The remote assessment was certainly very different to having an on-site visit and my one piece of advice is to wait for the “official” MS Teams invitation from the UKAS assessor to prevent having multiple invitations on the same day and time. We had instances where staff were waiting to join the unofficial MS Teams meeting, while others were already on the right meeting. We also had to ensure rooms were available for technical assessment and all technical equipment – such as laptops, cameras, speakers and headsets – was available for the key staff. Mobile phones and iPads were also available to use for live recording requests.

Staff were invited to the opening meeting on the first day and this was followed by smaller meetings with the technical and quality management system assessor in separate rooms. Live recording for microtomy and embedding were also requested. This worked well using mobile phones.

Although the assessment review was carried out over several hours for a couple of days, it was relaxed and flowed well with any questions easily answered. The department was able to demonstrate the changes that had been made and introduced in previous visits and the team shared a screen to view the documents.

Whilst this was a very challenging time for the department, we were able to carry out the assessment with ease.
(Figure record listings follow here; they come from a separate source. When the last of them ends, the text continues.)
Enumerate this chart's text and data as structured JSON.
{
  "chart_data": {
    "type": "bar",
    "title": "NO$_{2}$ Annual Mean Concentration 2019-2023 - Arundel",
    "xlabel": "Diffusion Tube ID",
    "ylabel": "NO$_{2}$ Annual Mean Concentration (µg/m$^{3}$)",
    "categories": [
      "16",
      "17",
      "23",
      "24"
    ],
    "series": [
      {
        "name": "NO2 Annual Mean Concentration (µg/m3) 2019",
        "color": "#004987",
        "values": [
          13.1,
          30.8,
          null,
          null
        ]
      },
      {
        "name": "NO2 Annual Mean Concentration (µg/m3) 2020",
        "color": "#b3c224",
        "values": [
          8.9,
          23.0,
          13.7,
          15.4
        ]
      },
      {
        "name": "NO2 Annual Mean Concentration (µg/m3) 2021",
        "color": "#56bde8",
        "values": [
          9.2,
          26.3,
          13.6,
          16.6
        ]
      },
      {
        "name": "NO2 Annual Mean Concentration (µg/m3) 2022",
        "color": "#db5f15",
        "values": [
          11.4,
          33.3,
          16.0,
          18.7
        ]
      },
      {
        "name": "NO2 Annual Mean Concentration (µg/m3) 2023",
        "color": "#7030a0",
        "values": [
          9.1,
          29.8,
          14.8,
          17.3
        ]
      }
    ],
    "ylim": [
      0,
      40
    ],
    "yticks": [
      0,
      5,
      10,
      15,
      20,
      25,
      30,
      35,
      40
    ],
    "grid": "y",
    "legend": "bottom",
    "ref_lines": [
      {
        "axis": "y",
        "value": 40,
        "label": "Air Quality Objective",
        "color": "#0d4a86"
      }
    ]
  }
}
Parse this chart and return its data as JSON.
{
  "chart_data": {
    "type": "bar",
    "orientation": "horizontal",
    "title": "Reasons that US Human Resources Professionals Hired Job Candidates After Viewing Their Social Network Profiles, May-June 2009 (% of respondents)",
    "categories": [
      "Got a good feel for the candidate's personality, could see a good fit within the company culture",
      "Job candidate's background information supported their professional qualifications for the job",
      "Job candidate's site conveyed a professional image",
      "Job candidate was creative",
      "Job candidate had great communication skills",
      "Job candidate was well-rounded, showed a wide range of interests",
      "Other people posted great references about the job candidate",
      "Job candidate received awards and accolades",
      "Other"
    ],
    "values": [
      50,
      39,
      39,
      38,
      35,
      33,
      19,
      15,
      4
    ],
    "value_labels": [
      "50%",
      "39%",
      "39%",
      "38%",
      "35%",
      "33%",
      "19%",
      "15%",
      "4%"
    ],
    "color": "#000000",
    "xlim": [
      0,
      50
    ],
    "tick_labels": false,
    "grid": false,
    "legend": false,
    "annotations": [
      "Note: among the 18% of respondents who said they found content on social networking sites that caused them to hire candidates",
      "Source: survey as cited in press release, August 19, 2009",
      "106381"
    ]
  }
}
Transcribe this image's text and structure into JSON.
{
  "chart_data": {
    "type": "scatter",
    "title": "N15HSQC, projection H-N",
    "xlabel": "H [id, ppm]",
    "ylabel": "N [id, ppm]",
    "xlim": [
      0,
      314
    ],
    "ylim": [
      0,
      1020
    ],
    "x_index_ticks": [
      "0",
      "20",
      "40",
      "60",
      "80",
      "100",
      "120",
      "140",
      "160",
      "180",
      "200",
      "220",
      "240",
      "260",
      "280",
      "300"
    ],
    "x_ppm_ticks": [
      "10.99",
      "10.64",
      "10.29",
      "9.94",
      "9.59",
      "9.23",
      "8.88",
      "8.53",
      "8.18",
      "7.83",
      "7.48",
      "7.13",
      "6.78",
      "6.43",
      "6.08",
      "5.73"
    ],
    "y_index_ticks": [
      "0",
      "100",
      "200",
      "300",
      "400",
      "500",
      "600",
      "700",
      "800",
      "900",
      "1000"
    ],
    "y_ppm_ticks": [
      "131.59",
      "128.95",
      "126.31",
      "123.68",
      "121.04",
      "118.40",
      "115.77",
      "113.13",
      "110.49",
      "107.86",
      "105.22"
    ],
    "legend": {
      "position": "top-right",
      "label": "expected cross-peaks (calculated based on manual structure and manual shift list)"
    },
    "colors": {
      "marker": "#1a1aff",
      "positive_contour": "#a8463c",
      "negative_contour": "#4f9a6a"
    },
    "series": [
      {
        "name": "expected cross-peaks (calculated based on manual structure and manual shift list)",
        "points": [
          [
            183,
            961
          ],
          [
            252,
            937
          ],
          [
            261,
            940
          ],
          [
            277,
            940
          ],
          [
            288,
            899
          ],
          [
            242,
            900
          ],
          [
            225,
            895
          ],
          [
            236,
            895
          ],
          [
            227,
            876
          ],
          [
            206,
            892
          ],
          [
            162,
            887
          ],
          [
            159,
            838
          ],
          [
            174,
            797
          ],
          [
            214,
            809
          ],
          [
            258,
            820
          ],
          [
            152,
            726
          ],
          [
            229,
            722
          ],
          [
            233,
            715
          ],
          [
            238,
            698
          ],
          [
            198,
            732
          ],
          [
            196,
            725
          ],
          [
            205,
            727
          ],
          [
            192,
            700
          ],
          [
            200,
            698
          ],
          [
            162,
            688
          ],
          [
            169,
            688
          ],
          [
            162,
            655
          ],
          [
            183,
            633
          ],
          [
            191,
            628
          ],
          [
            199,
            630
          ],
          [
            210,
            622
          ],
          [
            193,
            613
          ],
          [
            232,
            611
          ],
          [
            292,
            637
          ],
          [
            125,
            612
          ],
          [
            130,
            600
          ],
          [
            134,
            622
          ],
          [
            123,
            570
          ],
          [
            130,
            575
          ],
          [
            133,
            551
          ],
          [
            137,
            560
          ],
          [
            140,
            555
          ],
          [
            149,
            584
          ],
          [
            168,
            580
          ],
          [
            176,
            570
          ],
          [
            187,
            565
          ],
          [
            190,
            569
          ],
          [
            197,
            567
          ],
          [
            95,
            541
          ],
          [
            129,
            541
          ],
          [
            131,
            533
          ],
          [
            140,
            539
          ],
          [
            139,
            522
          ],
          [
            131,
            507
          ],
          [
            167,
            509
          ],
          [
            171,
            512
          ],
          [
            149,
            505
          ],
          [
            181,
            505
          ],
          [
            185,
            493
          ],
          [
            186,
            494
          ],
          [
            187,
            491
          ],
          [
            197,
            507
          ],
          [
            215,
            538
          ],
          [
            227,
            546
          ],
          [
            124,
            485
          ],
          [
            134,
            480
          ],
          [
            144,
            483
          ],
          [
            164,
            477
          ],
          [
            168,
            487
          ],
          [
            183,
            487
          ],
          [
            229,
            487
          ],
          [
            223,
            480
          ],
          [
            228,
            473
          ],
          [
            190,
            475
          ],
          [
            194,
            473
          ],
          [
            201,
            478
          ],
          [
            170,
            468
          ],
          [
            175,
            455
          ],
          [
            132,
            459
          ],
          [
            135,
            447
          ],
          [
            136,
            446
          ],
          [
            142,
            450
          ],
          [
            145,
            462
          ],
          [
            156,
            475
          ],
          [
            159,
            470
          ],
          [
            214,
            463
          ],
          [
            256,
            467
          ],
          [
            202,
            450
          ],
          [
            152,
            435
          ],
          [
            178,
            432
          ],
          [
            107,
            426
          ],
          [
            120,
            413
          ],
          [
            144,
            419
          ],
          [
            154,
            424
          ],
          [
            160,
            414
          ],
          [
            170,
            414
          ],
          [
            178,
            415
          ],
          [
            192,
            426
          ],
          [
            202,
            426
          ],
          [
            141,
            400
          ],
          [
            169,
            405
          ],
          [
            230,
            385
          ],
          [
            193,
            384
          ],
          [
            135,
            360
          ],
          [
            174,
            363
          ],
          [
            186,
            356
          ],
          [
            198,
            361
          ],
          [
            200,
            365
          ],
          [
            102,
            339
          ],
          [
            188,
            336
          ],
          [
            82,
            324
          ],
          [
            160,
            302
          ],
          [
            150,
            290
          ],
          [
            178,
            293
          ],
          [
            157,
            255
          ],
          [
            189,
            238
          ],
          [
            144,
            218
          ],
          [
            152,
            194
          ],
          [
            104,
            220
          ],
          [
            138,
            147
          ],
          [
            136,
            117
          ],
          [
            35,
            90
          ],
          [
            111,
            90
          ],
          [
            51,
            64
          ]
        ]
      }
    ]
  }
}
Although there were slight issues with frozen screens and patchy calls during MS Teams meetings, the department felt the accreditation has been beneficial in these unprecedented times.

The team is delighted to have retained accreditation status for another year, and it was pleasing to hear the assessors say they could see a massive improvement since the last visit and that our lab is “a very good lab and quality assured”.

The retention of this accreditation status represents a significant achievement by the entire team and could not have been reached without the commitment from every member of the whole network cellular pathology team (mortuary staff, UHCW NHS Trust and SWFT histology clinical, lab and secretarial staff), even more so during the current situation.